Let $S$ be a Noetherian scheme, and let $X$ be a scheme over $S$, such that
all relative symmetric powers of $X$ over $S$ exist. Assume that either $S$ is
of pure characteristic $0$ or $X$ is flat over $S$. Assume also that the
structural morphism from $X$ to $S$ admits a section, and use it to construct
the connected infinite symmetric power ${\rm Sym}^{\infty }(X/S)$ of the scheme
$X$ over $S$. This is a commutative monoid whose group completion ${\rm
Sym}^{\infty }(X/S)^+$ is an abelian group object in the category of set valued
sheaves on the Nisnevich site over $S$, which is known to be isomorphic, as a
Nisnevich sheaf, to the sheaf of relative $0$-cycles in Rydh's sense. Being
restricted on seminormal schemes over $\mathbb Q$, it is also isomorphic to the
sheaf of relative $0$-cycles in the sense of Suslin-Voevodsky and Koll\'ar. In
the paper we construct a locally ringed Nisnevich-\'etale site of $0$-cycles
${\rm Sym}^{\infty }(X/S)^+_{\rm {Nis-et}}$, such that the category of \'etale
neighbourhoods, at each point $P$ on it, is cofiltered.
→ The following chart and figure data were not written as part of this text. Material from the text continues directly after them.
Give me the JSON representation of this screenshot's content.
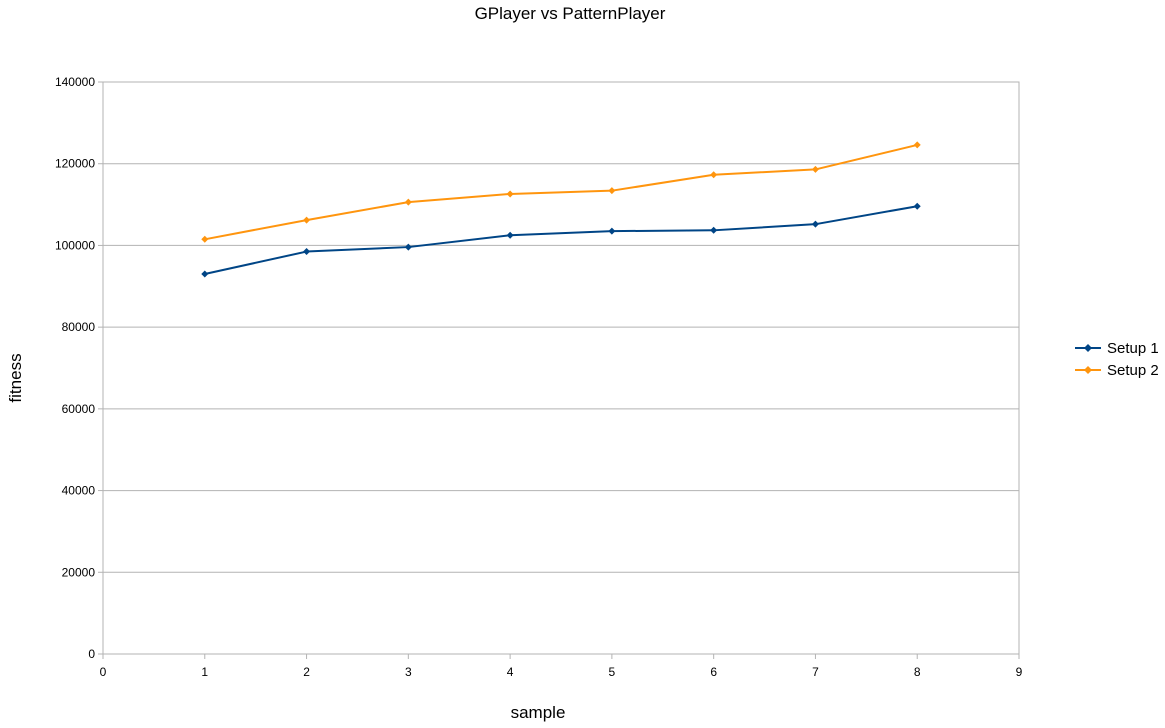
{
  "chart_data": {
    "type": "line",
    "title": "GPlayer vs PatternPlayer",
    "xlabel": "sample",
    "ylabel": "fitness",
    "xlim": [
      0,
      9
    ],
    "ylim": [
      0,
      140000
    ],
    "xticks": [
      0,
      1,
      2,
      3,
      4,
      5,
      6,
      7,
      8,
      9
    ],
    "yticks": [
      0,
      20000,
      40000,
      60000,
      80000,
      100000,
      120000,
      140000
    ],
    "grid": "horizontal",
    "legend_position": "right",
    "x": [
      1,
      2,
      3,
      4,
      5,
      6,
      7,
      8
    ],
    "series": [
      {
        "name": "Setup 1",
        "color": "#004586",
        "values": [
          93000,
          98500,
          99600,
          102500,
          103500,
          103700,
          105200,
          109600
        ]
      },
      {
        "name": "Setup 2",
        "color": "#ff950e",
        "values": [
          101500,
          106200,
          110600,
          112600,
          113400,
          117300,
          118600,
          124600
        ]
      }
    ]
  }
}
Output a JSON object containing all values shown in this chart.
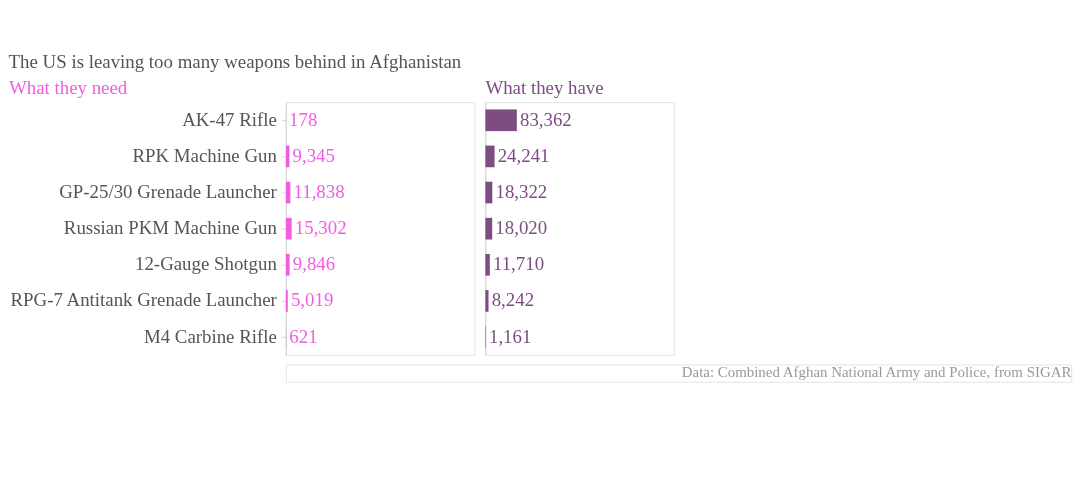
{
  "chart_data": [
    {
      "type": "bar",
      "orientation": "horizontal",
      "title": "The US is leaving too many weapons behind in Afghanistan",
      "subtitle": "What they need",
      "categories": [
        "AK-47 Rifle",
        "RPK Machine Gun",
        "GP-25/30 Grenade Launcher",
        "Russian PKM Machine Gun",
        "12-Gauge Shotgun",
        "RPG-7 Antitank Grenade Launcher",
        "M4 Carbine Rifle"
      ],
      "series": [
        {
          "color": "#f25ce0",
          "values": [
            178,
            9345,
            11838,
            15302,
            9846,
            5019,
            621
          ],
          "value_labels": [
            "178",
            "9,345",
            "11,838",
            "15,302",
            "9,846",
            "5,019",
            "621"
          ]
        }
      ],
      "tick_labels": "y"
    },
    {
      "type": "bar",
      "orientation": "horizontal",
      "subtitle": "What they have",
      "categories": [
        null,
        null,
        null,
        null,
        null,
        null,
        null
      ],
      "series": [
        {
          "color": "#7d4c83",
          "values": [
            83362,
            24241,
            18322,
            18020,
            11710,
            8242,
            1161
          ],
          "value_labels": [
            "83,362",
            "24,241",
            "18,322",
            "18,020",
            "11,710",
            "8,242",
            "1,161"
          ]
        }
      ],
      "tick_labels": false,
      "annotations": [
        "Data: Combined Afghan National Army and Police, from SIGAR"
      ]
    }
  ]
}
This yields the sheaf
of K\"ahler differentials $\Omega ^1_{{\rm Sym}^{\infty }(X/S)^+}$ and its
dual, the tangent sheaf $T_{{\rm Sym}^{\infty }(X/S)^+}$ on the space ${\rm
Sym}^{\infty }(X/S)^+$. Applying the stalk functor, we obtain the stalk
$T_{{\rm Sym}^{\infty }(X/S)^+,P}$ of the tangent sheaf at $P$, whose tensor
product with the residue field $\kappa (P)$ is our tangent space to the space
of $0$-cycles at $P$.